Em fevereiro de 2025, o Gacep realizou uma visita extraordinária à Deam e encontrou mais de 6 mil boletins de ocorrência sem qualquer procedimento instaurado.

Apesar da criação de uma força-tarefa da Polícia Civil para reduzir o passivo, em apenas três meses já havia um novo acúmulo de 1.366 registros sem andamento.

Investigação

O MPMS também analisa deficiências ligadas ao atendimento especializado previsto em lei para mulheres em situação de violência. A Defensoria Pública e o Núcleo de Enfrentamento à Violência Doméstica (Nevid) reforçaram as denúncias, apontando casos de negligência e falhas na condução de investigações.

O inquérito tem caráter estruturante, ou seja, não se limita a investigar falhas pontuais, mas pretende propor mudanças efetivas, como:

  • revisão dos procedimentos operacionais padrão da delegacia;
  • criação de sistema de monitoramento para evitar novo represamento de boletins;
  • capacitação continuada dos agentes de segurança;
  • melhoria no fluxo de atendimento às vítimas;
  • fortalecimento da gestão institucional da unidade.

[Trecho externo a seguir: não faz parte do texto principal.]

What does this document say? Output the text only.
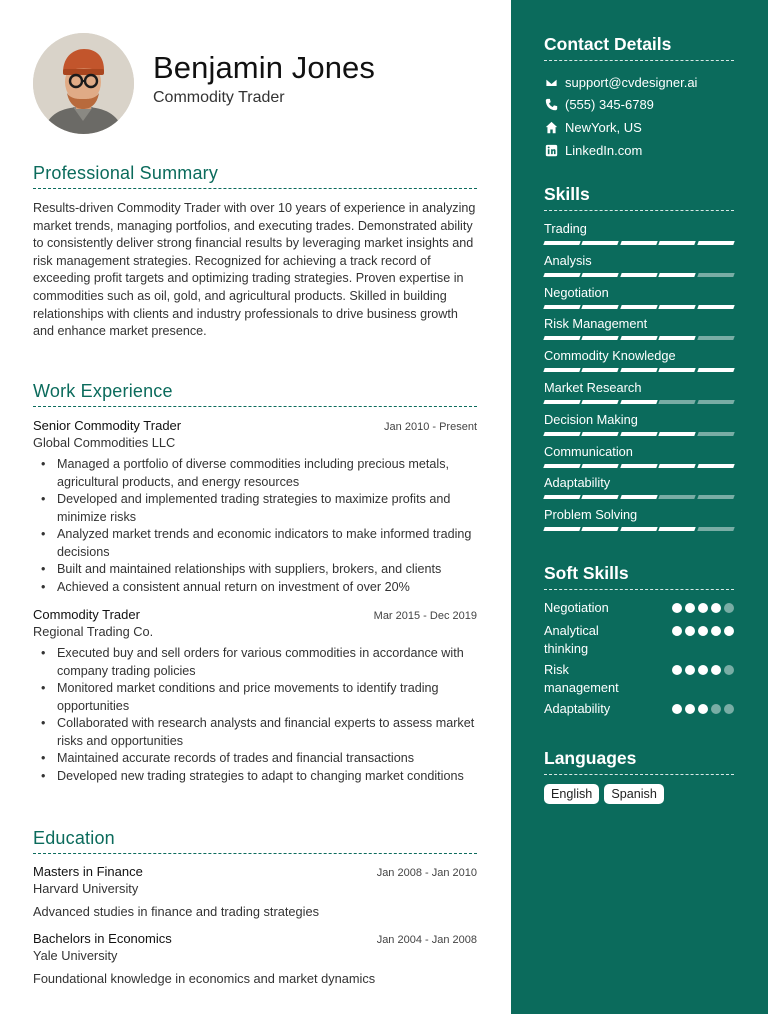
Benjamin Jones
Commodity Trader
Professional Summary
Results-driven Commodity Trader with over 10 years of experience in analyzing market trends, managing portfolios, and executing trades. Demonstrated ability to consistently deliver strong financial results by leveraging market insights and risk management strategies. Recognized for achieving a track record of exceeding profit targets and optimizing trading strategies. Proven expertise in commodities such as oil, gold, and agricultural products. Skilled in building relationships with clients and industry professionals to drive business growth and enhance market presence.
Work Experience
Senior Commodity Trader	Jan 2010 - Present
Global Commodities LLC
• Managed a portfolio of diverse commodities including precious metals, agricultural products, and energy resources
• Developed and implemented trading strategies to maximize profits and minimize risks
• Analyzed market trends and economic indicators to make informed trading decisions
• Built and maintained relationships with suppliers, brokers, and clients
• Achieved a consistent annual return on investment of over 20%
Commodity Trader	Mar 2015 - Dec 2019
Regional Trading Co.
• Executed buy and sell orders for various commodities in accordance with company trading policies
• Monitored market conditions and price movements to identify trading opportunities
• Collaborated with research analysts and financial experts to assess market risks and opportunities
• Maintained accurate records of trades and financial transactions
• Developed new trading strategies to adapt to changing market conditions
Education
Masters in Finance	Jan 2008 - Jan 2010
Harvard University
Advanced studies in finance and trading strategies
Bachelors in Economics	Jan 2004 - Jan 2008
Yale University
Foundational knowledge in economics and market dynamics
Contact Details
support@cvdesigner.ai
(555) 345-6789
NewYork, US
LinkedIn.com
Skills
Trading
Analysis
Negotiation
Risk Management
Commodity Knowledge
Market Research
Decision Making
Communication
Adaptability
Problem Solving
Soft Skills
Negotiation
Analytical thinking
Risk management
Adaptability
Languages
English	Spanish
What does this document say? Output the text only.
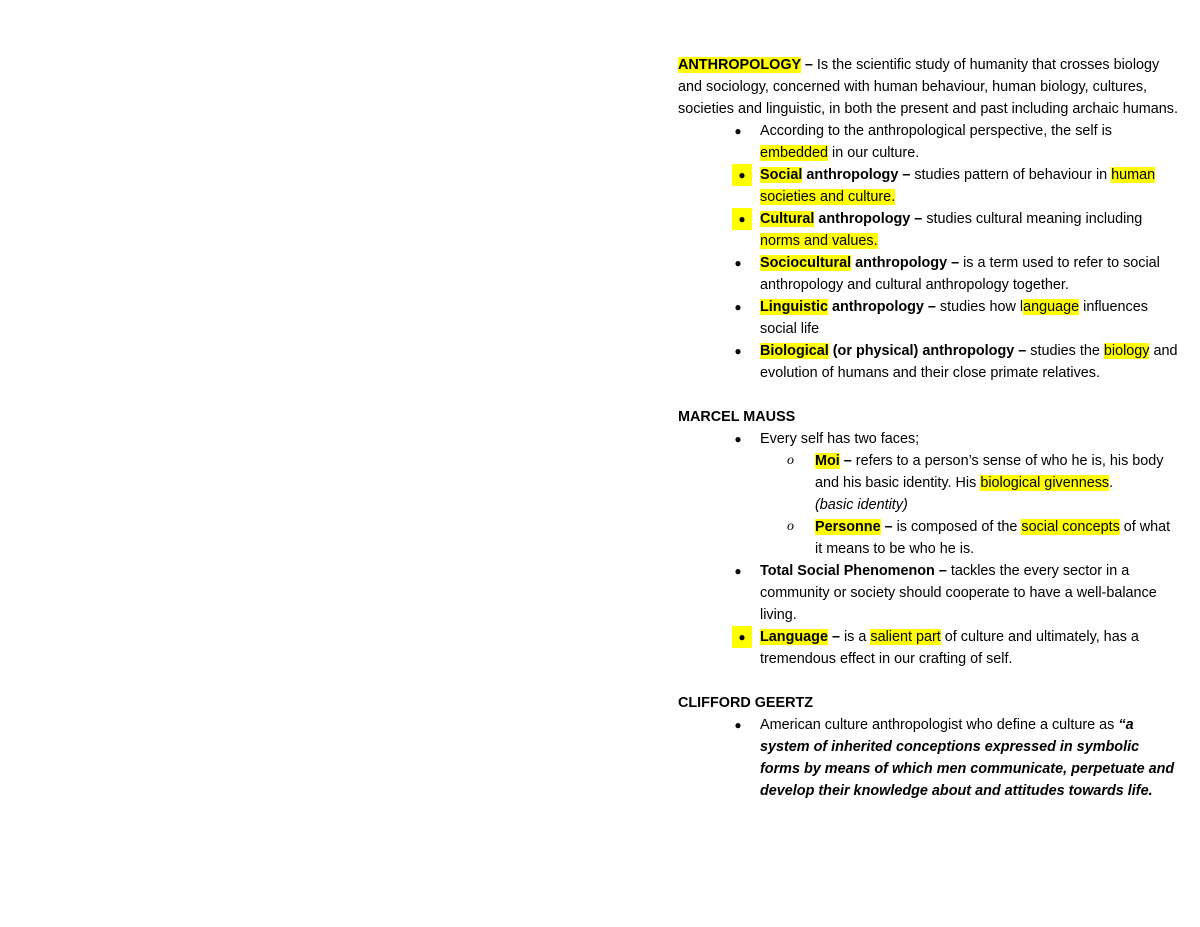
ANTHROPOLOGY – Is the scientific study of humanity that crosses biology and sociology, concerned with human behaviour, human biology, cultures, societies and linguistic, in both the present and past including archaic humans.

● According to the anthropological perspective, the self is embedded in our culture.
● Social anthropology – studies pattern of behaviour in human societies and culture.
● Cultural anthropology – studies cultural meaning including norms and values.
● Sociocultural anthropology – is a term used to refer to social anthropology and cultural anthropology together.
● Linguistic anthropology – studies how language influences social life
● Biological (or physical) anthropology – studies the biology and evolution of humans and their close primate relatives.

MARCEL MAUSS

● Every self has two faces;
o Moi – refers to a person’s sense of who he is, his body and his basic identity. His biological givenness.
(basic identity)
o Personne – is composed of the social concepts of what it means to be who he is.
● Total Social Phenomenon – tackles the every sector in a community or society should cooperate to have a well-balance living.
● Language – is a salient part of culture and ultimately, has a tremendous effect in our crafting of self.

CLIFFORD GEERTZ

● American culture anthropologist who define a culture as “a system of inherited conceptions expressed in symbolic forms by means of which men communicate, perpetuate and develop their knowledge about and attitudes towards life.
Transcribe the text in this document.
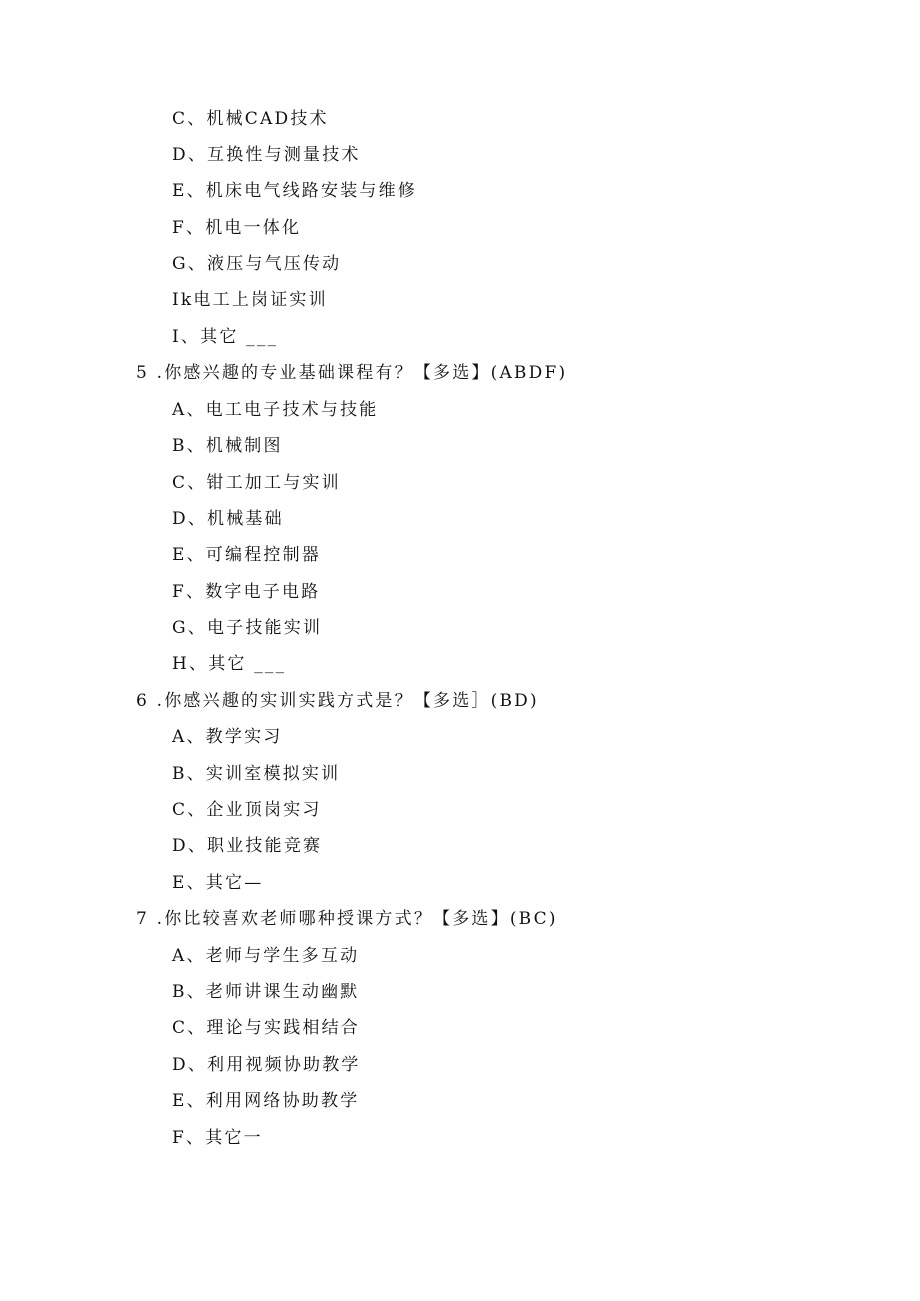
C、机械CAD技术
D、互换性与测量技术
E、机床电气线路安装与维修
F、机电一体化
G、液压与气压传动
Ik电工上岗证实训
I、其它 ___
5 .你感兴趣的专业基础课程有？【多选】(ABDF)
A、电工电子技术与技能
B、机械制图
C、钳工加工与实训
D、机械基础
E、可编程控制器
F、数字电子电路
G、电子技能实训
H、其它 ___
6 .你感兴趣的实训实践方式是？【多选］(BD)
A、教学实习
B、实训室模拟实训
C、企业顶岗实习
D、职业技能竞赛
E、其它—
7 .你比较喜欢老师哪种授课方式？【多选】(BC)
A、老师与学生多互动
B、老师讲课生动幽默
C、理论与实践相结合
D、利用视频协助教学
E、利用网络协助教学
F、其它一
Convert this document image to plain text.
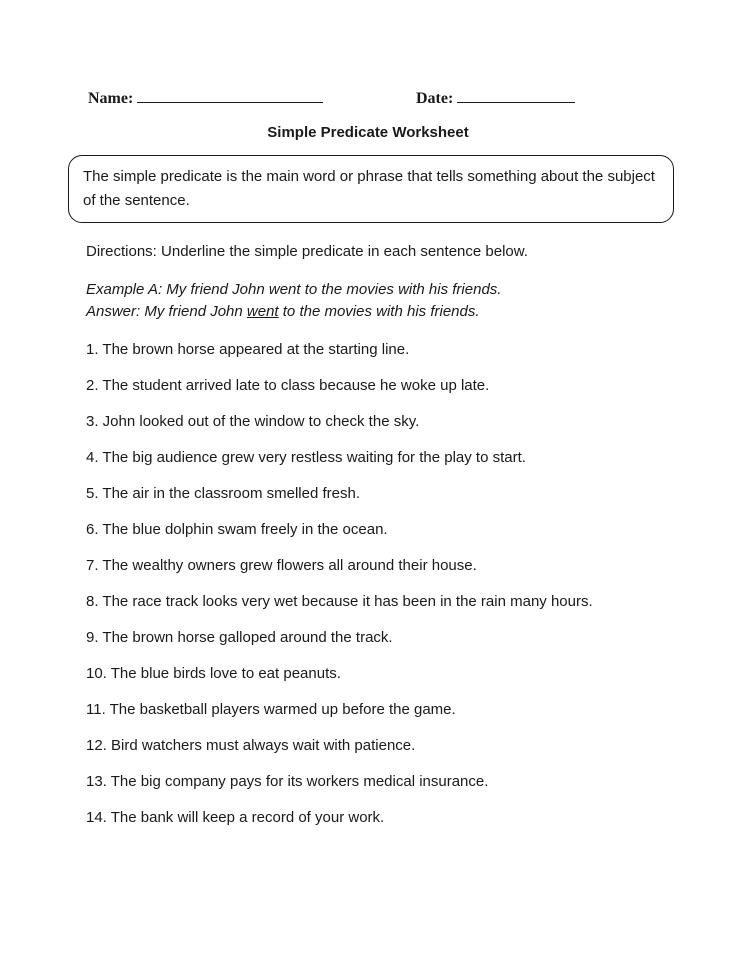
Name:	Date:
Simple Predicate Worksheet
The simple predicate is the main word or phrase that tells something about the subject of the sentence.
Directions: Underline the simple predicate in each sentence below.
Example A: My friend John went to the movies with his friends.
Answer: My friend John went to the movies with his friends.
1. The brown horse appeared at the starting line.
2. The student arrived late to class because he woke up late.
3. John looked out of the window to check the sky.
4. The big audience grew very restless waiting for the play to start.
5. The air in the classroom smelled fresh.
6. The blue dolphin swam freely in the ocean.
7. The wealthy owners grew flowers all around their house.
8. The race track looks very wet because it has been in the rain many hours.
9. The brown horse galloped around the track.
10. The blue birds love to eat peanuts.
11. The basketball players warmed up before the game.
12. Bird watchers must always wait with patience.
13. The big company pays for its workers medical insurance.
14. The bank will keep a record of your work.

“O procedimento deve ser concluído em até um ano, podendo ser prorrogado. Durante sua tramitação, o MPMS poderá emitir recomendações, celebrar Termos de Ajustamento de Conduta (TAC) ou ajuizar ações civis públicas, conforme a necessidade”, divulgou MPMS.

A reportagem procurou a assessoria de imprensa da Sejusp-MS (Secretaria de Estado de Justiça e Segurança Pública) e aguarda retorno.